Moonlight: The Story of Navigating Black Male Sexuality by Deja Alfred

Black History Month is a special time of year when everyone from all different walks of life can come together to recognize and celebrate the many achievements of black people throughout history. Recently, I was able to attend one of the many events held on The University of San Diego’s campus in recognition of black history month. The event I attended was a screening of the critically acclaimed movie Moonlight. This film, written and directed by Barry Jenkins, is sort of coming-of-age story that follows the main character, Chiron Harris, throughout three different stages of his life. Throughout the film, the audience is able to follow along as Chiron navigates the difficulties of understanding his identity. I was glad to see that this film was one of the films that would be screened and discussed on campus during black history month because the film itself does a great job exploring the issues surrounding black male identity, and more specifically, the sexual identity of black males. Moonlight, and the themes that it presents has made a significant contribution to black history because it so greatly highlights some of the many struggles that black males have faced both in the past and currently.

Although the life story of Chiron Harris is presumed to be fictional, his story does emulate the actual life stories of many black men living in America. Chiron’s story begins with him as a young boy living in a less than ideal neighborhood accompanied by a mother who is too busy dealing with her own struggles to look after him. Chiron eventually crosses paths with the neighborhood drug lord, Juan, who takes him under his wings and becomes sort of a father figure to young Chiron. This important because although the film highlights the stereotype of fatherless black children, it also breaks down that stereotype by including Juan’s character into the narrative. It is clear that Juan isn’t the best choice as a role model for Chiron given his lifestyle choices. However, through his presence in Chiron’s life, he is able to help guide him through some of the tough expectations of black masculinity that have already been placed upon him at such a young age.

As Chiron moves into his teenage years, he seems to struggle even more with his identity, specifically his sexual identity. Chiron seems to consistently try to suppress his homosexual desires out of fear that others in his community will think that something is wrong with him. This aspect of the film is hugely important for many black males who have gone through some of the same struggles as Chiron. Until the release of this film, stories about of LGBTQ people of color had been largely ignored and, or misrepresented. Therefore, having these struggles played out on screen allows for a more open discussion about the negative stigma that has been unfairly placed upon homosexuality within the black community. Historically, being a gay black man has often been linked to alienation from the black community and has often been met with intense homophobic judgment. This can cause black men to feel the need to suppress who they really are and even alter their masculinity in a way that would help them avoid being ridiculed by others in their community. This need to alter one’s masculinity is also something that Chiron deals with as he gets older.

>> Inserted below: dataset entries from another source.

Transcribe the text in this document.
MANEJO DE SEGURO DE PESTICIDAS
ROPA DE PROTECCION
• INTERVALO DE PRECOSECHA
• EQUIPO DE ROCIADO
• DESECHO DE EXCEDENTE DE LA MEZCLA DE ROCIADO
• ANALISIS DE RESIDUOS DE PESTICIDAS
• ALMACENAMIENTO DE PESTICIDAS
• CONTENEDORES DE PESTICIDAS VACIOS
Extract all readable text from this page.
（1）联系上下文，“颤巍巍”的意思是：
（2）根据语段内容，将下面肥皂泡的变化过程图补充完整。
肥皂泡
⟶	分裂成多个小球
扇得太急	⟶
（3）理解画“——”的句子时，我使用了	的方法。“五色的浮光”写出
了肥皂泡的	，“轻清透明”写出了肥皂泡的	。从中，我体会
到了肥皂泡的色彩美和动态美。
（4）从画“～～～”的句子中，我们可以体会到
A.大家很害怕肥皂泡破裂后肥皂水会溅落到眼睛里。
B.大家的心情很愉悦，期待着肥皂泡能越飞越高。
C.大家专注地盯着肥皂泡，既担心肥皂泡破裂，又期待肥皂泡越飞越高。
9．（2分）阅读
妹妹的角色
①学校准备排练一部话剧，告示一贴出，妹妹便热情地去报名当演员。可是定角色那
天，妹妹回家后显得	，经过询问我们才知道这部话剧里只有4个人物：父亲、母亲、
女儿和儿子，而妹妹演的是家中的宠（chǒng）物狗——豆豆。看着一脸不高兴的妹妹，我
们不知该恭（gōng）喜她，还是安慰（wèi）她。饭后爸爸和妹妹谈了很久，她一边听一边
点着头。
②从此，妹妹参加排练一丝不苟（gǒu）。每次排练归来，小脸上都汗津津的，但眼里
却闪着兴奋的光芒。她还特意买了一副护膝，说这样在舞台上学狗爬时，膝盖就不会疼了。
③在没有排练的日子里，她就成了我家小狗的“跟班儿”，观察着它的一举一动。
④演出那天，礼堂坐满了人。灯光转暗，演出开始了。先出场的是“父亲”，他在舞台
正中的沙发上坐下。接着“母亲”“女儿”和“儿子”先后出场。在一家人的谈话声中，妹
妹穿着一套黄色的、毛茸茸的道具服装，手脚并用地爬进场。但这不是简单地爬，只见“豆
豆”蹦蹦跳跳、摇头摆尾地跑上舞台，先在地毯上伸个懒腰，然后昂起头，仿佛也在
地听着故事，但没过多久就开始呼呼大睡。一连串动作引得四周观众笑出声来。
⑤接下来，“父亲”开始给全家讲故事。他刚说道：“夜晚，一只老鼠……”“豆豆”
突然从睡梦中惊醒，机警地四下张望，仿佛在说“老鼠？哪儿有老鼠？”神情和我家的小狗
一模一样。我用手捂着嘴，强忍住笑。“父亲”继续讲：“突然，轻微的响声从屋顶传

Once Chiron enters adult hood, we see that there is an apparent shift in the development of Chiron’s character. He becomes this hyper masculine individual who is still very much out of touch with who he really is but has conformed to be the ideal of black masculinity in order to avoid further judgment. This is something that historically, has happened a lot throughout black history. Over the years many black people have either forced themselves or have been forced by others to conform to societal norms out of fear that they will be ridiculed simply for being who they are. It isn’t until the end of the film that we see Chiron outwardly address some of his suppressed feelings about his sexuality but even then, he is still hiding behind the fake persona of a hypermasculine black man. Despite this, there is still a sense of hope that Chiron will eventually come to terms with his identity as a gay black man.

Overall, Moonlight is a film first of its kind, to accurately tackle the issues of black, sexual identity. This film was so widely received that it went on to win the Academy Award for Best Picture, subsequently becoming the first film with an all-black cast to win the award. It goes without say that Moonlightwill forever be a major achievement and an important aspect of black history.